Aux yeux des parents, les médecins qui n’ont pas sollicités leur avis pour le réanimer à la naissance, pratiquent désormais un acharnement thérapeutique. L’équipe soignante souffre aussi, elle a voulu permettre à cet enfant de vivre et a respecté les procédures légales et obligatoires ainsi que le serment de l’Ordre français des médecins (1996) dont voici un extrait :

     « Je ferai tout pour soulager les souffrances. Je ne prolongerai pas abusivement les agonies. Je ne provoquerai jamais la mort délibérément ».

L’euthanasie est un sujet de débat important en France. Quoi qu’il soit décidé à l’avenir, les médecins sont tenus de préserver la vie et ne peuvent donc pas mettre fin à une vie quel qu’elle soit. Dans ce cas précis, les soignants ont entendu la requête des parents et ne savent pas comment agir, ils ont demandé de l’aide à des collègues de Clamart.

Chaque année, 10 000 grands prématurés (moins de 32 semaines) naissent dans notre pays et les médecins ont énormément de difficulté pour juger de l’espérance de vie de ces enfants comme en témoigne le responsable éthique du CHU Roger Gil :

     « Le pronostic des grands prématurés est difficile, nous ne disposons que d’un outils statistique. Faut-il arrêter ou faut-il poursuivre les soins au risque qu’il ait des lésions cérébrales dont on ignore l’étendue ? »
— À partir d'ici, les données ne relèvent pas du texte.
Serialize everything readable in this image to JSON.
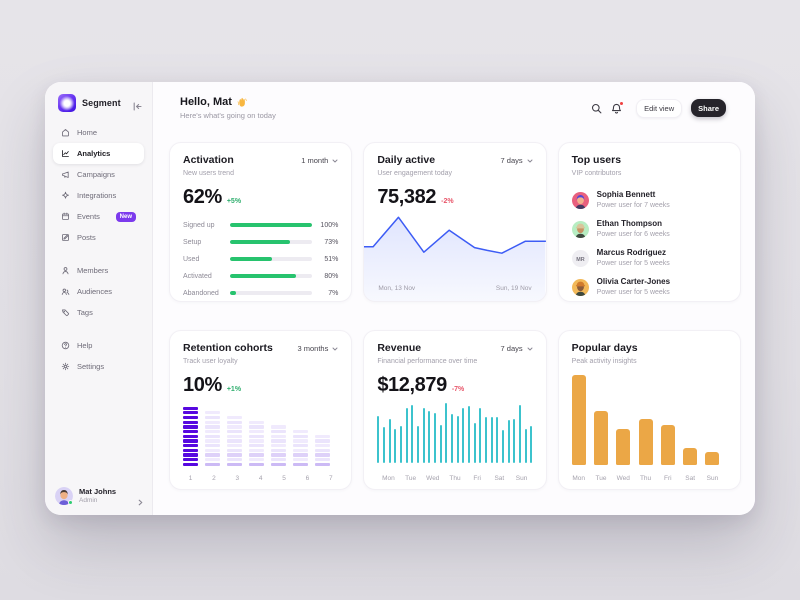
{
  "sidebar": {
    "brand": "Segment",
    "sections": [
      {
        "items": [
          {
            "label": "Home",
            "icon": "home-icon",
            "active": false
          },
          {
            "label": "Analytics",
            "icon": "analytics-icon",
            "active": true
          },
          {
            "label": "Campaigns",
            "icon": "campaigns-icon",
            "active": false
          },
          {
            "label": "Integrations",
            "icon": "integrations-icon",
            "active": false
          },
          {
            "label": "Events",
            "icon": "events-icon",
            "active": false,
            "badge": "New"
          },
          {
            "label": "Posts",
            "icon": "posts-icon",
            "active": false
          }
        ]
      },
      {
        "items": [
          {
            "label": "Members",
            "icon": "members-icon",
            "active": false
          },
          {
            "label": "Audiences",
            "icon": "audiences-icon",
            "active": false
          },
          {
            "label": "Tags",
            "icon": "tags-icon",
            "active": false
          }
        ]
      },
      {
        "items": [
          {
            "label": "Help",
            "icon": "help-icon",
            "active": false
          },
          {
            "label": "Settings",
            "icon": "settings-icon",
            "active": false
          }
        ]
      }
    ],
    "user": {
      "name": "Mat Johns",
      "role": "Admin",
      "status_color": "#2ecc71"
    }
  },
  "header": {
    "greeting": "Hello, Mat",
    "wave_icon": "wave-emoji",
    "subtitle": "Here's what's going on today",
    "edit_view_label": "Edit view",
    "share_label": "Share"
  },
  "cards": {
    "activation": {
      "title": "Activation",
      "subtitle": "New users trend",
      "range": "1 month",
      "value": "62%",
      "delta": "+5%",
      "delta_direction": "up"
    },
    "daily_active": {
      "title": "Daily active",
      "subtitle": "User engagement today",
      "range": "7 days",
      "value": "75,382",
      "delta": "-2%",
      "delta_direction": "down",
      "x_left": "Mon, 13 Nov",
      "x_right": "Sun, 19 Nov"
    },
    "top_users": {
      "title": "Top users",
      "subtitle": "VIP contributors",
      "users": [
        {
          "name": "Sophia Bennett",
          "note": "Power user for 7 weeks",
          "avatar": {
            "kind": "portrait",
            "bg": "#e8607e",
            "hair": "#5146d8",
            "skin": "#f2b18c",
            "style": "hair"
          }
        },
        {
          "name": "Ethan Thompson",
          "note": "Power user for 6 weeks",
          "avatar": {
            "kind": "portrait",
            "bg": "#b7edc2",
            "hair": "#d9c59b",
            "skin": "#c99364",
            "style": "hat"
          }
        },
        {
          "name": "Marcus Rodriguez",
          "note": "Power user for 5 weeks",
          "avatar": {
            "kind": "initials",
            "bg": "#efeef2",
            "text": "MR",
            "fg": "#75727e"
          }
        },
        {
          "name": "Olivia Carter-Jones",
          "note": "Power user for 5 weeks",
          "avatar": {
            "kind": "portrait",
            "bg": "#f2b95a",
            "hair": "#d07b2e",
            "skin": "#8a5b3a",
            "style": "hat"
          }
        }
      ]
    },
    "retention": {
      "title": "Retention cohorts",
      "subtitle": "Track user loyalty",
      "range": "3 months",
      "value": "10%",
      "delta": "+1%",
      "delta_direction": "up"
    },
    "revenue": {
      "title": "Revenue",
      "subtitle": "Financial performance over time",
      "range": "7 days",
      "value": "$12,879",
      "delta": "-7%",
      "delta_direction": "down"
    },
    "popular_days": {
      "title": "Popular days",
      "subtitle": "Peak activity insights"
    }
  },
  "chart_data": {
    "activation_funnel": {
      "type": "bar",
      "categories": [
        "Signed up",
        "Setup",
        "Used",
        "Activated",
        "Abandoned"
      ],
      "values": [
        100,
        73,
        51,
        80,
        7
      ],
      "unit": "%",
      "bar_color": "#27c36e"
    },
    "daily_active": {
      "type": "line",
      "x_labels_shown": [
        "Mon, 13 Nov",
        "Sun, 19 Nov"
      ],
      "points_pct": [
        [
          0,
          41
        ],
        [
          5,
          41
        ],
        [
          19,
          9
        ],
        [
          33,
          47
        ],
        [
          47,
          23
        ],
        [
          61,
          42
        ],
        [
          68,
          45
        ],
        [
          76,
          48
        ],
        [
          89,
          35
        ],
        [
          100,
          35
        ]
      ],
      "line_color": "#3d5cf5"
    },
    "retention_cohorts": {
      "type": "heatmap",
      "categories": [
        "1",
        "2",
        "3",
        "4",
        "5",
        "6",
        "7"
      ],
      "stripe_counts": [
        13,
        12,
        11,
        10,
        9,
        8,
        7
      ],
      "full_color": "#5708e0",
      "light_color": "#f0eafd",
      "accent_color": "#ded1f9",
      "bottom_color": "#ccbaf5"
    },
    "revenue": {
      "type": "bar",
      "categories": [
        "Mon",
        "Tue",
        "Wed",
        "Thu",
        "Fri",
        "Sat",
        "Sun"
      ],
      "bar_heights_pct": [
        78,
        60,
        74,
        57,
        61,
        91,
        96,
        62,
        92,
        87,
        84,
        63,
        100,
        81,
        78,
        92,
        95,
        67,
        92,
        76,
        77,
        76,
        55,
        72,
        74,
        97,
        57,
        62
      ],
      "bar_color": "#38c2cc"
    },
    "popular_days": {
      "type": "bar",
      "categories": [
        "Mon",
        "Tue",
        "Wed",
        "Thu",
        "Fri",
        "Sat",
        "Sun"
      ],
      "values_pct": [
        100,
        60,
        40,
        51,
        44,
        19,
        14
      ],
      "bar_color": "#eba746"
    }
  }
}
Ces enfants peuvent subir des séquelles 4 fois plus importantes que les bébés nés à terme. Un tiers des grands prématurés marchera mal ou avec une aide à l’âge de 5 ans. Pratiquement la moitié d’entre eux ont des déficiences sensorielles, cognitives ou motrices et doivent vivre sous couvert d’une prise en charge spécialisée.